Toyota potwierdza plotki – Ogier szykowany do WEC
Zespół Toyoty potwierdził plotki łączące aktualnego Rajdowego Mistrza Świata, Sebastiena Ogiera ze startami w serii WEC w przyszłym roku.
Treść pod reklamą
Przypomnijmy – WRC czeka w przyszłym sezonie nowe otwarcie wraz z wejściem hybrydowych samochodów. Ogier chciał spróbować czegoś nowego i uznał, że ostatni sezon obecnej generacji będzie dobrą okazją na zakończenie pełnego uczestnictwa w cyklu. Pod uwagę na przyszły sezon brane są więc dwie opcje – albo dwa gościnne starty, albo półroczny program w Rajdowych Mistrzostwach Świata.
Francuz zaliczył już sesje w symulatorze maszyny Toyoty z serii WEC. Jak sam podkreślał – chce spróbować czegoś nowego, ale nadal chce być częścią Toyoty. Tak o sprawie wypowiedział się Dyrektor techniczny Toyoty, Pascal Vasselon:
Pascal Vasselon
„Kwestia jazdy Sebastiena w serii WEC jest obecnie kwestią dyskusji między nami. Nie mamy jeszcze ustalonego planu, ale bacznie obserwujemy dostępne opcje. Ważne, że Ogier jest zainteresowany jazdą w naszym samochodzie i odbył już kilka sesji w symulatorze. Zdarzyło się, że umieszczaliśmy naszych kierowców WEC w samochodach rajdowych podczas różnych imprez integracyjnych, ale nigdy nie mieliśmy odwrotnej sytuacji. To mogłoby być ekscytujące.”

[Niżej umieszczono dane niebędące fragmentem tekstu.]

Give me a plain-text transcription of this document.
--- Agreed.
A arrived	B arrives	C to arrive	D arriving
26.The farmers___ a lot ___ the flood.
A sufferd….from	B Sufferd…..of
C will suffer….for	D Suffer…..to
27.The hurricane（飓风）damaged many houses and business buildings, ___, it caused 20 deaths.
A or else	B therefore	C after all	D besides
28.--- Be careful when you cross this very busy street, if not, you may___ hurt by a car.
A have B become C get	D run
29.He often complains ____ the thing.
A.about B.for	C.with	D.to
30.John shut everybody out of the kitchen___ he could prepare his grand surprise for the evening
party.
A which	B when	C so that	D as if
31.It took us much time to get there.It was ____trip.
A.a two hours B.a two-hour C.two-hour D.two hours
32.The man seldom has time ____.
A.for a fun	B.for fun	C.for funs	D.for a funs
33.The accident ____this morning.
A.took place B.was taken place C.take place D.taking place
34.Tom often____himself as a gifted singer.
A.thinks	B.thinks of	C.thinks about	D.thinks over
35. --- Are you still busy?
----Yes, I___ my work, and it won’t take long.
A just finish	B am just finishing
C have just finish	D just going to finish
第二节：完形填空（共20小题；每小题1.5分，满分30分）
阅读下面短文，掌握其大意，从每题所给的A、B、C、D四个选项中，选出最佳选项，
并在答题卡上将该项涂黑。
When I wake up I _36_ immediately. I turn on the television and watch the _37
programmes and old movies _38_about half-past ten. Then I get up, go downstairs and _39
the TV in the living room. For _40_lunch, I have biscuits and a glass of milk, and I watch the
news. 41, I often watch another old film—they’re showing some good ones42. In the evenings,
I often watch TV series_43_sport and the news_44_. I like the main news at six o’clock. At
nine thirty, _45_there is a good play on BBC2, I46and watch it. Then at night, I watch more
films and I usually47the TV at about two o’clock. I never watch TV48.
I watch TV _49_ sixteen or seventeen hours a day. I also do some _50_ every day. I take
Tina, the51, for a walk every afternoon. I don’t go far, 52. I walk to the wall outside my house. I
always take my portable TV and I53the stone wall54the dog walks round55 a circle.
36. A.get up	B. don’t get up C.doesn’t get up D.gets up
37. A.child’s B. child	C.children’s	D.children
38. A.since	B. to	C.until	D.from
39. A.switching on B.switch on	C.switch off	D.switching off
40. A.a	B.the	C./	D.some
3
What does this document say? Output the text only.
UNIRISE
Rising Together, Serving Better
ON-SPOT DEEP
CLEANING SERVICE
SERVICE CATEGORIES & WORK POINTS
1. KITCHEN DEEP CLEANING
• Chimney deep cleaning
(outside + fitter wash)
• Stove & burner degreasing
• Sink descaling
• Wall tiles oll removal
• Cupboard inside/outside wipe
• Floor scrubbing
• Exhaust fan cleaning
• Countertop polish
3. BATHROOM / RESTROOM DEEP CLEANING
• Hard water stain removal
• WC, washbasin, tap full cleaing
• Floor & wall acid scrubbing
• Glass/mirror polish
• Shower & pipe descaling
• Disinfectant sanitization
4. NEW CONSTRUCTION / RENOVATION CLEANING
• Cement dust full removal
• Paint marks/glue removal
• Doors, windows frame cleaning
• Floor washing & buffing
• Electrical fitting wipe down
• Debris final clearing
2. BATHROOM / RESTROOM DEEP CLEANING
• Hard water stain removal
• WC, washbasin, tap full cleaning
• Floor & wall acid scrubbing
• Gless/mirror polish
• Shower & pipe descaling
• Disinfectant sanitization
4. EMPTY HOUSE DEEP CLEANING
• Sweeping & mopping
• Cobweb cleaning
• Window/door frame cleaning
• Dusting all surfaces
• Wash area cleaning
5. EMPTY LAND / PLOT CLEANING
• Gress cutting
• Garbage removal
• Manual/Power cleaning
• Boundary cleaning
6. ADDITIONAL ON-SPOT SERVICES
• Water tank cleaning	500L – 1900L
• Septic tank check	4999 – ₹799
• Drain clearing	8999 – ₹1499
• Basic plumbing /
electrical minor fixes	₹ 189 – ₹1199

Ogier nie ma doświadczenia w WEC-u, ale pojawiał się już w samochodach wyścigowych. W 2013 i 2014 roku brał udział w Porsche Super Cup, a w 2018 zaliczył weekend za kółkiem samochodu serii DTM. Testował także maszynę F1 – Red Bulla z 2011 roku.
Gdyby plotki okazały się prawdziwe Ogier nie byłby pierwszym kierowcą rajdowym, który zmierzyłby się z 24 Le Mans. Wcześniej dokonali tego Sebastien Loeb i Colin McRae.
Sebastien Ogier
„W tej chwili wciąż czekam i patrzę na to co może się zdarzyć w kontekście pożądanych przeze mnie startów w WEC. Nic nie jest jeszcze potwierdzone. Wiem, że czeka mnie test za kierownicą Hypercara i dopiero po nim będę w stanie zobaczyć na co mnie stać i jak wobec tego rozplanuje swoje starty w całym sezonie.”
Spodziewana decyzja Ogiera, aby zaliczyć tylko część przyszłorocznego kalendarza sprawia, że Toyota musi szukać kierowcy. Wśród głównych kandydatów wymieniani są Esapekka Lappi, który kiedyś już jeździł dla Toyoty oraz Teemu Suninen obecnie broniący barw M-Sportu.